GiellaLT provides an infrastructure for rule-based language technology aimed at minority and indigenous languages, and streamlines building anything from keyboards to speech technology.

View GiellaLT on GitHub

Page Content

Hyphenating text in the GiellaLT framework

This procedure is offered as a workaround while waiting for our hyphenators.

At present (2023) the GiellaLT framework cannot offer hyphenation integrated in its proofing tools. What we can offer, however, is a hyphenation component, either based upon the phonological structure of the language or upon both phonological and morphological cues.

In some cases, e.g. when wanting to publish a book, correct hypehenation becomes important. This procedure shows how a book manuscript may be hyphenated also whan the hyphenation tools are not (yet) integrated in the spellcheckers. It is a bit cumbersome, but compared to manual hyphenation you will literally save days of work on book manuscripts.

We assume that the manuscript is available in plain text format, in a file here called manuscript.txt, and that you have downloaded the lang-xxx catalogue from github (xxx being the ISO code for you language), as found here, and explained here.

If this is in place, do the following (parts 1-3 you do only once, 4-7 again for each new document):

  1. In the terminal window, go to your language catalogue lang-xxx
  2. Set up the language for hyphenation (you may have other enable-options as well):
    • ./configure --enable-fst-hyphenator
  3. Compile the language hyphenator:
    • make -j
  4. If the manuscript contains the hyphen symbol, and you want to preserve it, change it to some symbol not in the text (say, “‰”). Then run the manuscript through the hyphenator:
    • cat manuscript.txt |tr '\-' '‰' | hfst-lookup -q tools/hyphenators/hyphenator-gt-desc.hfstol | cut -f2 | uniq > hyph-manuscript.txt
  5. Open the file hyph-manuscript.txt in Microsoft Word
  6. In Word, go to the menu Edit > Search > Replace, and replace the symbol “-“ with the soft hyphen symbol (you find it by pressing the symbol in the right corner of the replace textfield). When MS Word is localised, the menus have the following names:
    • Finnish:
      • Edit > Search > Replace = Muokkaa > Etsii > Korvaa
      • Soft hyphen = Tavutusvihje
    • Norwegian:
      • Edit > Search > Replace = Rediger > Søk etter > Erstatt
      • Soft hyphen = Myk bindestrek
  7. If you want to restore your original hyphen marks, replace “‰” with “-“ in the same menu.

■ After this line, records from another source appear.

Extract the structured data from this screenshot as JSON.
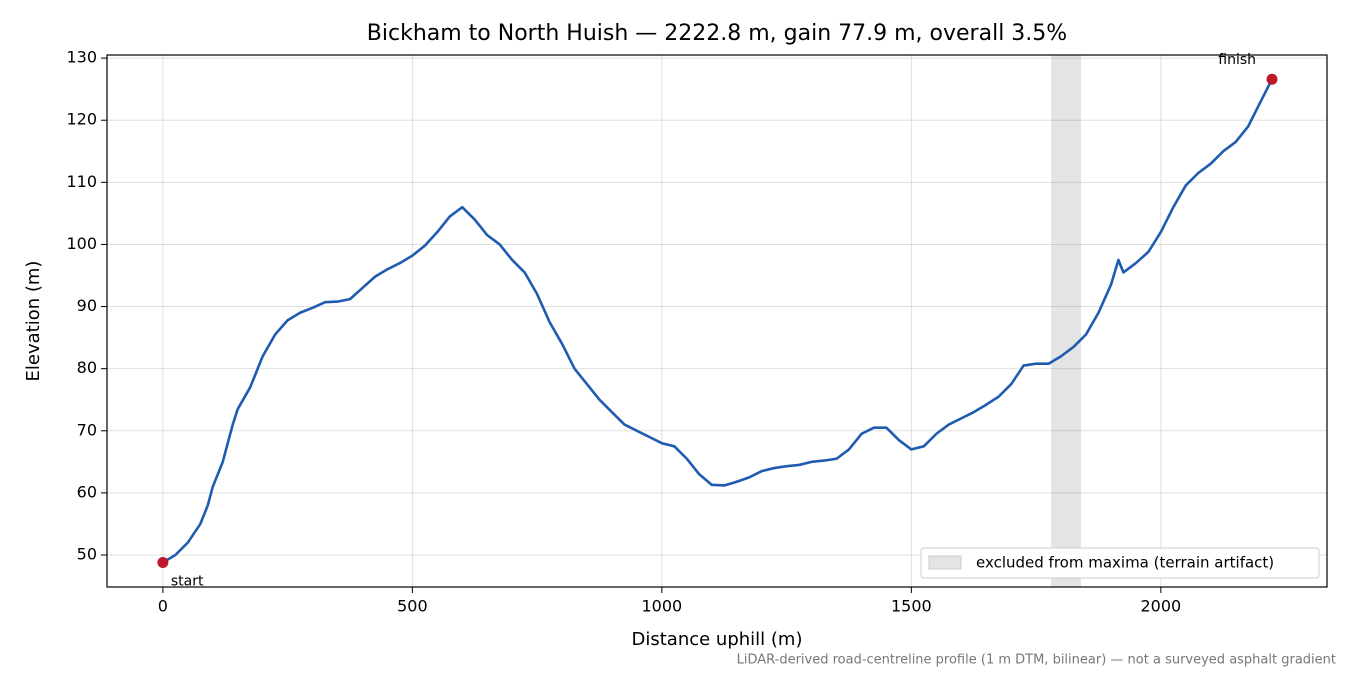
{
  "chart_data": {
    "type": "line",
    "title": "Bickham to North Huish — 2222.8 m, gain 77.9 m, overall 3.5%",
    "xlabel": "Distance uphill (m)",
    "ylabel": "Elevation (m)",
    "footnote": "LiDAR-derived road-centreline profile (1 m DTM, bilinear) — not a surveyed asphalt gradient",
    "x": [
      0,
      25,
      50,
      75,
      90,
      100,
      120,
      140,
      150,
      175,
      200,
      225,
      250,
      275,
      300,
      325,
      350,
      375,
      400,
      425,
      450,
      475,
      500,
      525,
      550,
      575,
      600,
      625,
      650,
      675,
      700,
      725,
      750,
      775,
      800,
      825,
      850,
      875,
      900,
      925,
      950,
      975,
      1000,
      1025,
      1050,
      1075,
      1100,
      1125,
      1150,
      1175,
      1200,
      1225,
      1250,
      1275,
      1300,
      1325,
      1350,
      1375,
      1400,
      1425,
      1450,
      1475,
      1500,
      1525,
      1550,
      1575,
      1600,
      1625,
      1650,
      1675,
      1700,
      1725,
      1750,
      1775,
      1800,
      1825,
      1850,
      1875,
      1900,
      1915,
      1925,
      1950,
      1975,
      2000,
      2025,
      2050,
      2075,
      2100,
      2125,
      2150,
      2175,
      2200,
      2222.8
    ],
    "values": [
      48.8,
      50,
      52,
      55,
      58,
      61,
      65,
      71,
      73.5,
      77,
      82,
      85.5,
      87.8,
      89,
      89.8,
      90.7,
      90.8,
      91.2,
      93,
      94.8,
      96,
      97,
      98.2,
      99.8,
      102,
      104.5,
      106,
      104,
      101.5,
      100,
      97.5,
      95.5,
      92,
      87.5,
      84,
      80,
      77.5,
      75,
      73,
      71,
      70,
      69,
      68,
      67.5,
      65.5,
      63,
      61.3,
      61.2,
      61.8,
      62.5,
      63.5,
      64,
      64.3,
      64.5,
      65,
      65.2,
      65.5,
      67,
      69.5,
      70.5,
      70.5,
      68.5,
      67,
      67.5,
      69.5,
      71,
      72,
      73,
      74.2,
      75.5,
      77.5,
      80.5,
      80.8,
      80.8,
      82,
      83.5,
      85.5,
      89,
      93.5,
      97.5,
      95.5,
      97,
      98.8,
      102,
      106,
      109.5,
      111.5,
      113,
      115,
      116.5,
      119,
      123,
      126.6
    ],
    "color": "#1f5bb0",
    "marker_color": "#c0182a",
    "annotations": [
      "start",
      "finish"
    ],
    "shaded_span": {
      "x": [
        1780,
        1840
      ],
      "label": "excluded from maxima (terrain artifact)",
      "color": "#e4e4e4"
    },
    "legend": "lower right",
    "grid": true,
    "xlim": [
      -112,
      2333
    ],
    "ylim": [
      44.85,
      130.5
    ],
    "xticks": [
      0,
      500,
      1000,
      1500,
      2000
    ],
    "yticks": [
      50,
      60,
      70,
      80,
      90,
      100,
      110,
      120,
      130
    ]
  }
}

That’s it! In 7 simple steps (!), you now have a book manuscript with hyphen boundaries exactly where you want to have them.

The example was done for Microsoft Word. You probably figure out how to repeat it in your favourite editor (if possible). Needless to say, we would have preferred for this to be integrated in your favourite text publisher tool. Have a look now and then for updates ad developments.